Five employees at a small Orlando business were gunned down Monday morning by a former co-worker, who then fatally shot himself, according to the Orange County Sheriff’s Office.
The shooter, identified as 45-year-old Army veteran John Robert Neumann, Jr., was described by authorities as “disgruntled.” He was fired in April from Fiamma Awning, which manufactures awnings for RVs, authorities said.
Sheriff Jerry Demings said that Neumann arrived at the business a few minutes after 8 a.m. Four victims were found dead at the scene. A fifth person died of his injuries at a nearby hospital.
Neumann, who reloaded his semiautomatic handgun at least once during the rampage, did not have a concealed-weapons permit, authorities said. He had fatally shot himself by the time police arrived. There is no evidence that the attack was terrorism-related, the sheriff said.
The victims have been identified as Brenda Montañez-Crespo, 44; Kevin Lawson, 46; Kevin Clark, 53; Jeffrey Roberts, 57; and Robert Snyder, 69.
In June 2014, police were called to the same location after a report that Neumann had assaulted a fellow employee. No charges were filed at that time, the sheriff’s department said.
The shooting comes a week shy of the one-year anniversary of the massacre at the Pulse nightclub that left 50 people dead. Fiamma Awning is six miles away.
The FBI tally included all shootings that occurred inside a business, regardless of whether the shooter worked there.

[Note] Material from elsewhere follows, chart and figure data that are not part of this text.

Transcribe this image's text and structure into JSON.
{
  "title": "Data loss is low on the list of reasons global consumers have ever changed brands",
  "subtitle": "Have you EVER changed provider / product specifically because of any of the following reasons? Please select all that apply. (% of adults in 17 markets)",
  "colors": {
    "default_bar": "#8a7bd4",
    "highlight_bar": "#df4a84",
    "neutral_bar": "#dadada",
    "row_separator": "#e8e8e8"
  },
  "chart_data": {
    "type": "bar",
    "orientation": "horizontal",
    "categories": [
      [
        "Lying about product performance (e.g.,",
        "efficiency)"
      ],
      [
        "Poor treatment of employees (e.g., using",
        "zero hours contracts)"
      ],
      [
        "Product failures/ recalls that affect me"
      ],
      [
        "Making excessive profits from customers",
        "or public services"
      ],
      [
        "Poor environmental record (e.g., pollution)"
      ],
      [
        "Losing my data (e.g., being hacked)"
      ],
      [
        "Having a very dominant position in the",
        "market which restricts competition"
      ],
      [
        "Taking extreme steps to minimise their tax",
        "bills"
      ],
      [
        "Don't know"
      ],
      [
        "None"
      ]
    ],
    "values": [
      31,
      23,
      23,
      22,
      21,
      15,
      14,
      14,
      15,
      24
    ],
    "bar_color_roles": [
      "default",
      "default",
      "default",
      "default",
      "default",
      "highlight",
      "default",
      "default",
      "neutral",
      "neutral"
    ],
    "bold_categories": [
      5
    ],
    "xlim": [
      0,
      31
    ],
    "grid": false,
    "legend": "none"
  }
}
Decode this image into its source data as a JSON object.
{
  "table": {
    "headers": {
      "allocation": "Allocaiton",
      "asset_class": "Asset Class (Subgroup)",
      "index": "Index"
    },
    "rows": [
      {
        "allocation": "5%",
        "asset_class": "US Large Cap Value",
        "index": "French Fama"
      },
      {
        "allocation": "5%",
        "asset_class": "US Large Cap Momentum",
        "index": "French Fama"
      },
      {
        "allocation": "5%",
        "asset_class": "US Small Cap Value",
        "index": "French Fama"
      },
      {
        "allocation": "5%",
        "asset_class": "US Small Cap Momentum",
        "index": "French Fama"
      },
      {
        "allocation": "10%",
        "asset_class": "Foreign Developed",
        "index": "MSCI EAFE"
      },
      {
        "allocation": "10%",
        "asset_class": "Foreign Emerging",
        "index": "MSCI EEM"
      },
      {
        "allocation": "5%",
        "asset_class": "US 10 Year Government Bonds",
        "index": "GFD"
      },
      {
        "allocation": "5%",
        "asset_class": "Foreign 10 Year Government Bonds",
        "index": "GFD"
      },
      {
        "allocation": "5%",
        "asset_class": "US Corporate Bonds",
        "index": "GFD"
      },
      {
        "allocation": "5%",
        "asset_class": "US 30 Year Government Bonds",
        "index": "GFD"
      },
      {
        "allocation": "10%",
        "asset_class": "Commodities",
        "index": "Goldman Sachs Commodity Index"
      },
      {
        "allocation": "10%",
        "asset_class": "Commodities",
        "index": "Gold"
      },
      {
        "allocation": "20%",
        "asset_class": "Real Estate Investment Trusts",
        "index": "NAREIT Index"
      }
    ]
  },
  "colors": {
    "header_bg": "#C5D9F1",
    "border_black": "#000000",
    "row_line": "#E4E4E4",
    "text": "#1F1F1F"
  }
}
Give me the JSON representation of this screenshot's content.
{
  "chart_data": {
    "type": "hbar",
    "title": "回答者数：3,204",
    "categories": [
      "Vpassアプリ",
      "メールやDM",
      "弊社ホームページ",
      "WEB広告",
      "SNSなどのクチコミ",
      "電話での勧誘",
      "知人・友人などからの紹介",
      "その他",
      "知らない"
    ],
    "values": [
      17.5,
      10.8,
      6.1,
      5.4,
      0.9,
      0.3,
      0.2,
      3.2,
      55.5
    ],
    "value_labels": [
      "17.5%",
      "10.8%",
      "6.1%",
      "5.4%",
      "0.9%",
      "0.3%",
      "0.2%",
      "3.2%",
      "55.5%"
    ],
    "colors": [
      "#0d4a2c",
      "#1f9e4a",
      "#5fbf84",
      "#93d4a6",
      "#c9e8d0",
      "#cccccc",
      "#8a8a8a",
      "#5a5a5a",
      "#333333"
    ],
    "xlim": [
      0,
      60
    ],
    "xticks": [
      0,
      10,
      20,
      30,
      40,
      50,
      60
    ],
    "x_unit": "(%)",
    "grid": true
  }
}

The last workplace shooting that attracted national media attention occurred in February 2016, when a gunman shot 17 people, three fatally, at Excel Industries, a lawnmower factory in Hesston, Kansas. The shooter, a 38-year-old man named Cedric Ford, was an employee.
Last month, an 84-year-old man gunned down two of his nieces, 38 and 39, as they worked at a restaurant in Miami-Dade County, Florida. He then fatally shot himself.
Workplace shootings that don’t meet the FBI’s “active shooter” threshold happen several times a month. In April, a woman fatally shot her ex-boyfriend in the parking lot of the Tennessee auto parts plant where he worked. She also shot and wounded his friend.